Der Trost, der „Halt und Sicherheit“ geben kann, geschieht über die Öffnung der „Zwei“ zur „Drei“ – zum Dritten. Der Tröster, so wird im Johannesevangelium der Heilige Geist genannt – ist die dritte Person Gottes, die aus der Katastrophe der Kreuzigung des Sohnes im Angesicht des ohnmächtigen Vaters herausführt – hineinführt in die Lebendigkeit des Lebens. Gesundes Leben spielt sich stets in der Mitte ab, irgendwo dazwischen: weder ohnmächtig noch allmächtig. Gesundes Leben setzt sich und die eigene Meinung nicht absolut. Und es stellt sein Licht nicht unter den Scheffel. Genauso wenig, wie es sich selbst überhöht.
Hören wir weiter auf unseren Text:
„Stimme eines Rufers:
In der Wüste bahnt SEINEN Weg,
ebnet in der Steppe eine Straße für unseren Gott.

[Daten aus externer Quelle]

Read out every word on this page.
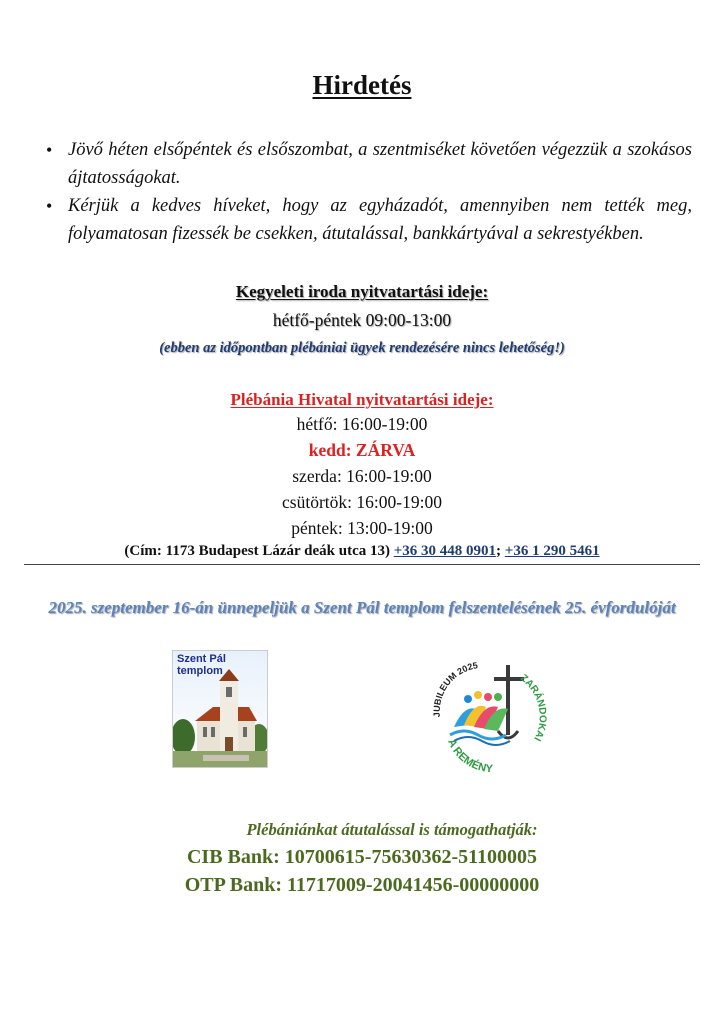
Hirdetés
• Jövő héten elsőpéntek és elsőszombat, a szentmiséket követően végezzük a szokásos ájtatosságokat.
• Kérjük a kedves híveket, hogy az egyházadót, amennyiben nem tették meg, folyamatosan fizessék be csekken, átutalással, bankkártyával a sekrestyékben.
Kegyeleti iroda nyitvatartási ideje:
hétfő-péntek 09:00-13:00
(ebben az időpontban plébániai ügyek rendezésére nincs lehetőség!)
Plébánia Hivatal nyitvatartási ideje:
hétfő: 16:00-19:00
kedd: ZÁRVA
szerda: 16:00-19:00
csütörtök: 16:00-19:00
péntek: 13:00-19:00
(Cím: 1173 Budapest Lázár deák utca 13) +36 30 448 0901; +36 1 290 5461
2025. szeptember 16-án ünnepeljük a Szent Pál templom felszentelésének 25. évfordulóját
Szent Pál
templom
JUBILEUM 2025
ZARÁNDOKAI
A REMÉNY
Plébániánkat átutalással is támogathatják:
CIB Bank: 10700615-75630362-51100005
OTP Bank: 11717009-20041456-00000000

Alles Tal soll sich heben,
aller Berg und Hügel sich niedern,
das Höckrige werde zur Ebne und das Hügelige zur Senke.
Offenbaren will sich SEIN Ehrenschein, alles Fleisch vereint wird’s sehen.
Ja, geredet hats SEIN Mund.
Stimme eines Sprechers: Rufe!
Er spricht zurück: was soll ich rufen!
Alles Fleisch ist Gras, all seine Anmut der Feldblume gleich!

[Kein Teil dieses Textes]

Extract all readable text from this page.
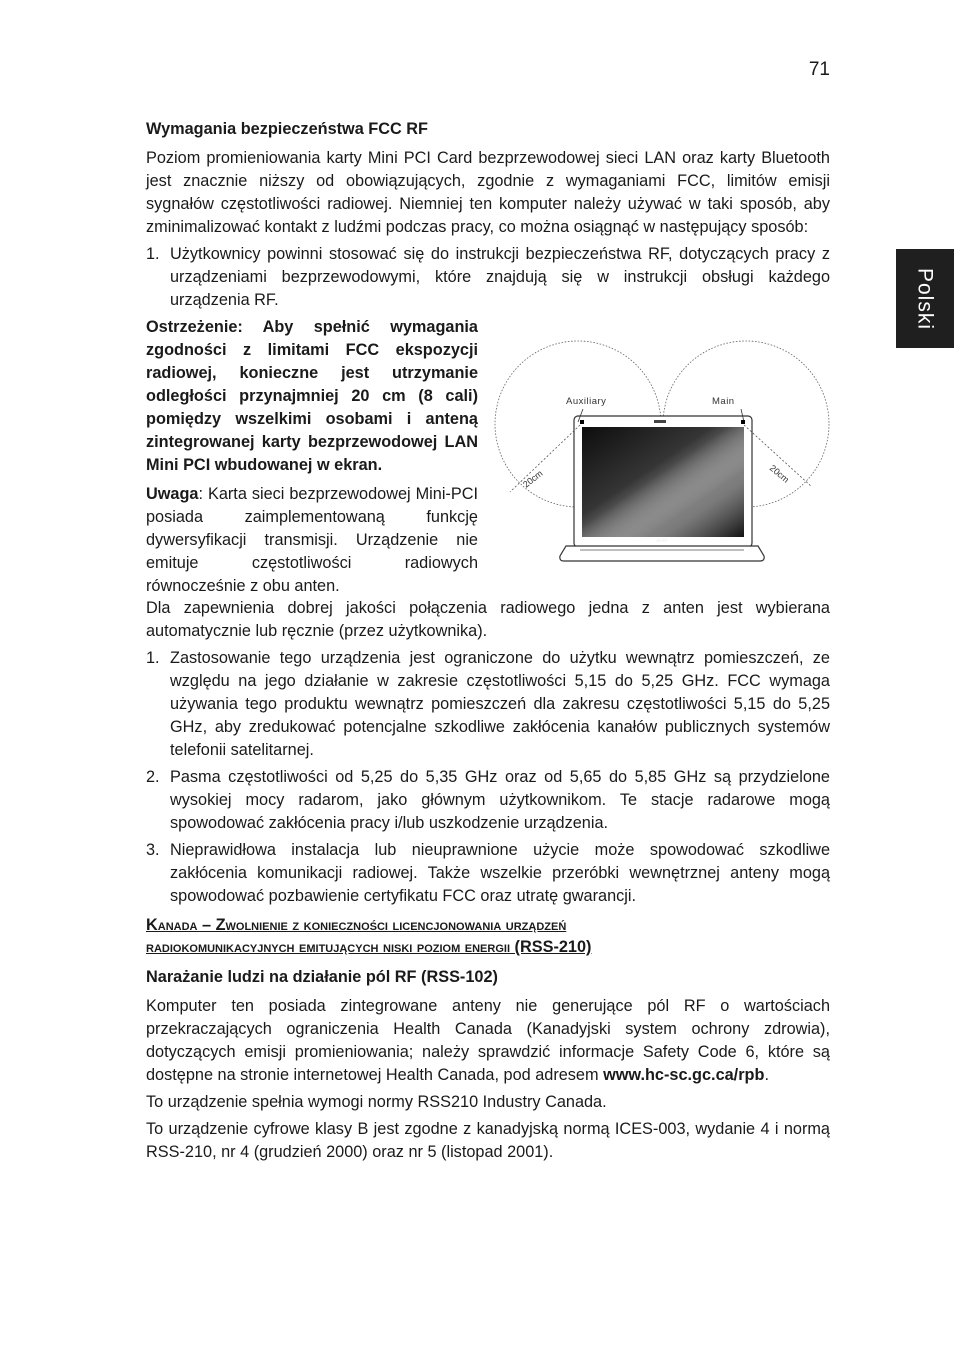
71
Polski

Wymagania bezpieczeństwa FCC RF

Poziom promieniowania karty Mini PCI Card bezprzewodowej sieci LAN oraz karty Bluetooth jest znacznie niższy od obowiązujących, zgodnie z wymaganiami FCC, limitów emisji sygnałów częstotliwości radiowej. Niemniej ten komputer należy używać w taki sposób, aby zminimalizować kontakt z ludźmi podczas pracy, co można osiągnąć w następujący sposób:

1. Użytkownicy powinni stosować się do instrukcji bezpieczeństwa RF, dotyczących pracy z urządzeniami bezprzewodowymi, które znajdują się w instrukcji obsługi każdego urządzenia RF.

Ostrzeżenie: Aby spełnić wymagania zgodności z limitami FCC ekspozycji radiowej, konieczne jest utrzymanie odległości przynajmniej 20 cm (8 cali) pomiędzy wszelkimi osobami i anteną zintegrowanej karty bezprzewodowej LAN Mini PCI wbudowanej w ekran.

Uwaga: Karta sieci bezprzewodowej Mini-PCI posiada zaimplementowaną funkcję dywersyfikacji transmisji. Urządzenie nie emituje częstotliwości radiowych równocześnie z obu anten.

acer
Auxiliary	Main
20cm	20cm

Dla zapewnienia dobrej jakości połączenia radiowego jedna z anten jest wybierana automatycznie lub ręcznie (przez użytkownika).

1. Zastosowanie tego urządzenia jest ograniczone do użytku wewnątrz pomieszczeń, ze względu na jego działanie w zakresie częstotliwości 5,15 do 5,25 GHz. FCC wymaga używania tego produktu wewnątrz pomieszczeń dla zakresu częstotliwości 5,15 do 5,25 GHz, aby zredukować potencjalne szkodliwe zakłócenia kanałów publicznych systemów telefonii satelitarnej.
2. Pasma częstotliwości od 5,25 do 5,35 GHz oraz od 5,65 do 5,85 GHz są przydzielone wysokiej mocy radarom, jako głównym użytkownikom. Te stacje radarowe mogą spowodować zakłócenia pracy i/lub uszkodzenie urządzenia.
3. Nieprawidłowa instalacja lub nieuprawnione użycie może spowodować szkodliwe zakłócenia komunikacji radiowej. Także wszelkie przeróbki wewnętrznej anteny mogą spowodować pozbawienie certyfikatu FCC oraz utratę gwarancji.
Kanada – Zwolnienie z konieczności licencjonowania urządzeń
radiokomunikacyjnych emitujących niski poziom energii (RSS-210)

Narażanie ludzi na działanie pól RF (RSS-102)

Komputer ten posiada zintegrowane anteny nie generujące pól RF o wartościach przekraczających ograniczenia Health Canada (Kanadyjski system ochrony zdrowia), dotyczących emisji promieniowania; należy sprawdzić informacje Safety Code 6, które są dostępne na stronie internetowej Health Canada, pod adresem www.hc-sc.gc.ca/rpb.

To urządzenie spełnia wymogi normy RSS210 Industry Canada.

To urządzenie cyfrowe klasy B jest zgodne z kanadyjską normą ICES-003, wydanie 4 i normą RSS-210, nr 4 (grudzień 2000) oraz nr 5 (listopad 2001).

Verdorrt ist das Gras, verwelkt ist die Blume, da SEIN Windhauch sie angeweht hat.
-Gewiss,
Gras ist das Volk, verdorrt ist das Gras,
verwelkt ist die Blume,
aber für Weltzeit besteht die Rede unseres Gottes.“ (M. Buber)
„Für die Weltzeit besteht die Rede unseres Gottes“. Die „Rede unseres Gottes“ ist das Wort, ist die Sprache. Auch die Sprache ist ein Drittes: sie dient als Medium, als Brücke zwischen mir und Ihnen, allgemeiner: zwischen dem Sprecher und der Welt da draußen. Sie vermittelt (Mitte!) gleichsam zwischen innen und außen. Sie vermittelt aber auch zwischen meinen Gefühlen und meinem Verstand, falls ich mich traue, sie dafür zu verwenden. Wenn Sie Reden von totalitären Machthabern hören, merken Sie, dass der eigene Hass sich dieser Sprache bemächtigt hat. Eine Spielart des Hasses ist Zynismus: „sich lustig machen über!“
„Die Rede unseres Gottes“ ist eine Sprache des Trostes, des Verständnisses und der Güte. In dieser Haltung und nicht in einer überheblich-maßregelnden sind die 10 Gebote (hebräisch 10 Worte) gesagt. Es sind 10 Worte für gerechtes und friedvolles Zusammenleben.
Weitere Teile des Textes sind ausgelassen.